TheSportsNotebook’s focus on fan markets has always divided New York into two distinct groups—the Aristocracy, which falls in line with the Yankees, Giants and Rangers. And the Peasantry, which backs in the Mets, Jets and Islanders. The two classes in the city’s caste system converge on the Knicks in the NBA, although the arrival of the Nets to Brooklyn has even thrown that up for grabs.
But for our purposes here, 1994 was a terrific year to be a part of the aristocratic New York sports class. The Rangers hadn’t won a Stanley Cup since 1940, but broke though and won their first championship in 54 years. Mark Messier led the way and did with a flair for the dramatic in consecutive seven-game series in both the Eastern Conference Finals and Stanley Cup Finals.
The Aristocracy also saw the Yankees return to prominence. The Yanks hadn’t made the postseason since 1981, nor seriously competed for it since 1988. They would have broken that string in 1994 had it not been for the players’ strike of August. New York had the best record in the American League at the time of the strike, and while the year didn’t get its ultimate fulfillment, at least the winning was back in the Bronx.

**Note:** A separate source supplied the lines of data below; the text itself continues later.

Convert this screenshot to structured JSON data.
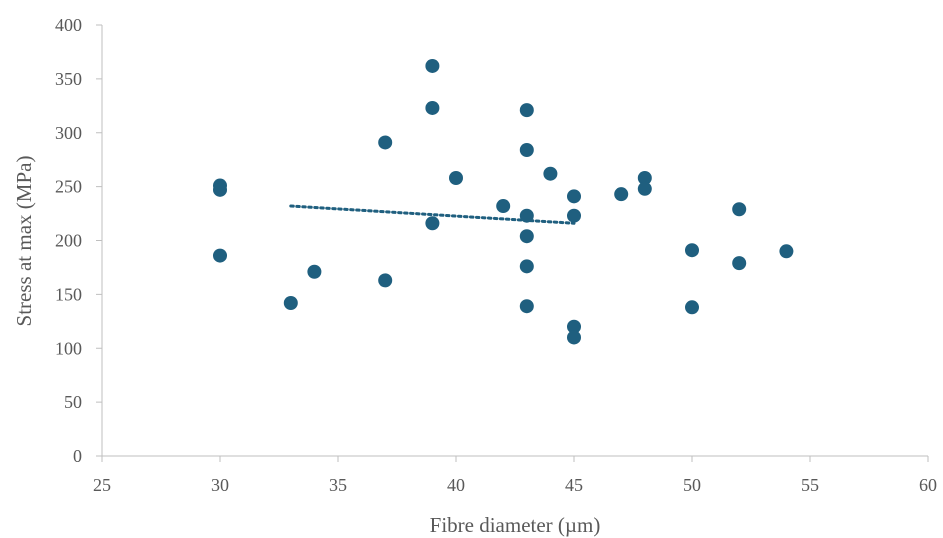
{
  "chart_data": {
    "type": "scatter",
    "title": "",
    "xlabel": "Fibre diameter (µm)",
    "ylabel": "Stress at max (MPa)",
    "xlim": [
      25,
      60
    ],
    "ylim": [
      0,
      400
    ],
    "xticks": [
      25,
      30,
      35,
      40,
      45,
      50,
      55,
      60
    ],
    "yticks": [
      0,
      50,
      100,
      150,
      200,
      250,
      300,
      350,
      400
    ],
    "grid": false,
    "legend": "none",
    "marker_color": "#1f5f7f",
    "trendline_color": "#1f5f7f",
    "points": [
      {
        "x": 30,
        "y": 251
      },
      {
        "x": 30,
        "y": 247
      },
      {
        "x": 30,
        "y": 186
      },
      {
        "x": 33,
        "y": 142
      },
      {
        "x": 34,
        "y": 171
      },
      {
        "x": 37,
        "y": 291
      },
      {
        "x": 37,
        "y": 163
      },
      {
        "x": 39,
        "y": 362
      },
      {
        "x": 39,
        "y": 323
      },
      {
        "x": 39,
        "y": 216
      },
      {
        "x": 40,
        "y": 258
      },
      {
        "x": 42,
        "y": 232
      },
      {
        "x": 43,
        "y": 321
      },
      {
        "x": 43,
        "y": 284
      },
      {
        "x": 43,
        "y": 223
      },
      {
        "x": 43,
        "y": 204
      },
      {
        "x": 43,
        "y": 176
      },
      {
        "x": 43,
        "y": 139
      },
      {
        "x": 44,
        "y": 262
      },
      {
        "x": 45,
        "y": 241
      },
      {
        "x": 45,
        "y": 223
      },
      {
        "x": 45,
        "y": 120
      },
      {
        "x": 45,
        "y": 110
      },
      {
        "x": 47,
        "y": 243
      },
      {
        "x": 48,
        "y": 258
      },
      {
        "x": 48,
        "y": 248
      },
      {
        "x": 50,
        "y": 191
      },
      {
        "x": 50,
        "y": 138
      },
      {
        "x": 52,
        "y": 229
      },
      {
        "x": 52,
        "y": 179
      },
      {
        "x": 54,
        "y": 190
      }
    ],
    "trendline": [
      {
        "x": 33,
        "y": 232
      },
      {
        "x": 45,
        "y": 216
      }
    ]
  }
}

And our aristocratic elite shared in the joy and anguish of the entire city when it came to the Knicks. Pat Riley’s team finally broke through the barrier that was the Chicago Bulls, aided in no small part by the retirement of Michael Jordan. The Knicks then won a thrilling seven-game series over the Indiana Pacers to reach the NBA Finals. New York got to within a basket of the NBA title before ultimately falling to the Houston Rockets.
All in all, it was a sunny springtime in New York, with the Rangers winning a title, the Knicks nearly doing so, and the Yankees giving everyone a taste of winning baseball again.